Indexing with Numpy is inverted

I am busy reading through Python for Data Analysis by Wes Mckinney and I have encountered the following example which is slightly confusing. It pertains to passing multiple index arrays to an np array.

Given the following np.array

[[ 0  1  2  3]
 [ 4  5  6  7]
 [ 8  9 10 11]
 [12 13 14 15]
 [16 17 18 19]
 [20 21 22 23]
 [24 25 26 27]
 [28 29 30 31]] 

when we execute fancy indexing on the array using the following values

arr[[1, 5, 7, 2], [0, 3, 1, 2]]

the following results

array([ 4, 23, 29, 10]) 

This is not really what I would expect> I understand that it should return a 1 d array of elements corresponding to each tupple of instances. The actual values it is returning confuses me.

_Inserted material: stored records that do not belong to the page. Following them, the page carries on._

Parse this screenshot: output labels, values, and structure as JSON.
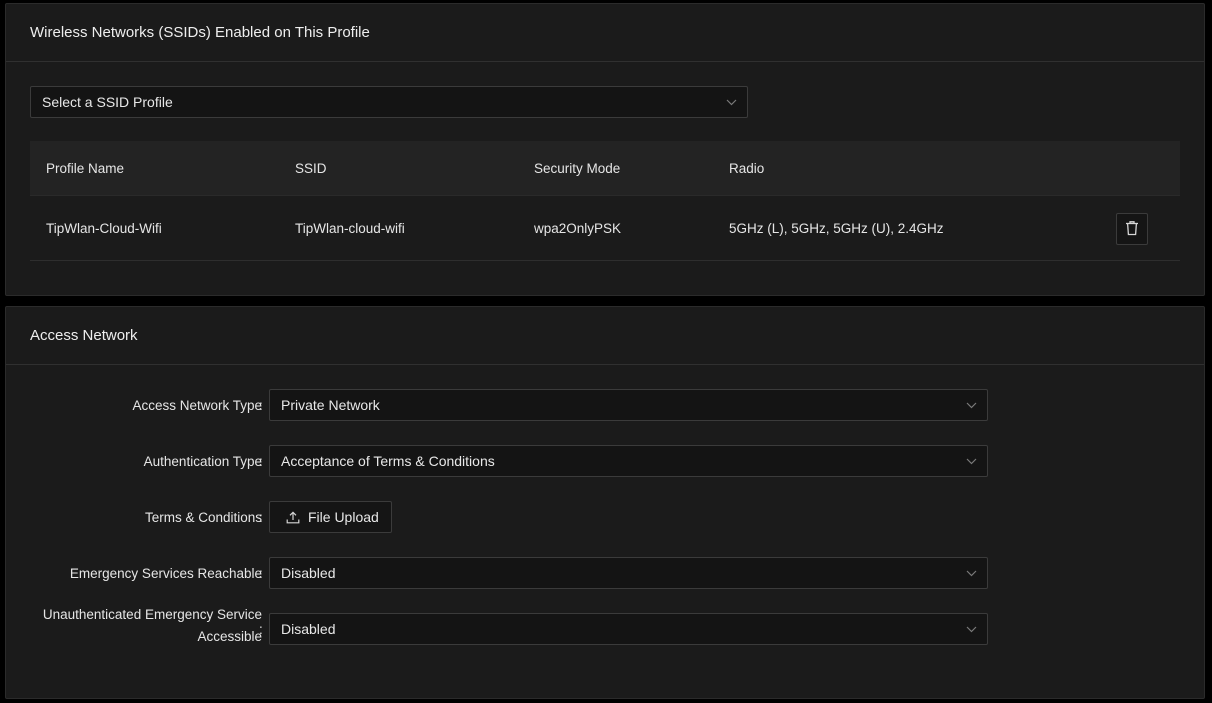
{
  "ssid_card": {
    "title": "Wireless Networks (SSIDs) Enabled on This Profile",
    "select_placeholder": "Select a SSID Profile",
    "table": {
      "headers": [
        "Profile Name",
        "SSID",
        "Security Mode",
        "Radio"
      ],
      "rows": [
        {
          "profile_name": "TipWlan-Cloud-Wifi",
          "ssid": "TipWlan-cloud-wifi",
          "security_mode": "wpa2OnlyPSK",
          "radio": "5GHz (L), 5GHz, 5GHz (U), 2.4GHz",
          "action_icon": "trash-icon"
        }
      ]
    }
  },
  "access_card": {
    "title": "Access Network",
    "fields": {
      "access_network_type": {
        "label": "Access Network Type",
        "value": "Private Network"
      },
      "authentication_type": {
        "label": "Authentication Type",
        "value": "Acceptance of Terms & Conditions"
      },
      "terms_conditions": {
        "label": "Terms & Conditions",
        "button": "File Upload",
        "icon": "upload-icon"
      },
      "emergency_reachable": {
        "label": "Emergency Services Reachable",
        "value": "Disabled"
      },
      "unauth_emergency": {
        "label_line1": "Unauthenticated Emergency Service",
        "label_line2": "Accessible",
        "value": "Disabled"
      }
    },
    "colon": ":"
  },
  "colors": {
    "background": "#000000",
    "card": "#1b1b1b",
    "table_header": "#232323",
    "border": "#3b3b3b",
    "text": "#e6e6e6"
  }
}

The tuples it should be returning in my opinion would be (0,1), (5,3), (7, 1), (2, 2)

which should return [4, no such element, no such element, 10]

What exactly am I missing ?

Upvotes: 4

Views: 1379

Answers (1)

unutbu
unutbu

Reputation: 879251

When you index the first element in a 2D array, arr, you get the first row:

In [119]: arr = np.array([[0,1,2],[3,4,5]])

In [120]: arr
Out[120]: 
array([[0, 1, 2],
       [3, 4, 5]])

In [123]: arr[0]
Out[123]: array([0, 1, 2])

In NumPy-lingo, the "0-axis" therefore is associated with the rows of arr. Notice also the close association between arr and the list of lists

In [126]: lol = [[0,1,2],[3,4,5]]

In [127]: lol[0]
Out[127]: [0, 1, 2]

Surely, for a list of lists, it makes perfect sense that lol[0] should return the first item, which is [0, 1, 2]. arr[0] behaves the same way -- it returns what looks like a row.

Similarly, if you slice along the second axis you get a column.

In [125]: arr[:, 0]
Out[125]: array([0, 3])

In general, the order of the indices matches the order of the axes. The 0-axis first, the 1-axis second, and so on.

So in a 2D array, the 0-axis is associated with the rows, and the 1-axis is associated with the columns.

This might seem backwards to you if you are thinking about the elements of the array being arranged along x and y axes. In geometry, the x-axis is usually pointing to the right, and the y-axis is vertical. So in geometry the coordinate (x, y) gives the horizontal index first, then the vertical index.

When indexing arrays, the association is reversed for the reason shown above.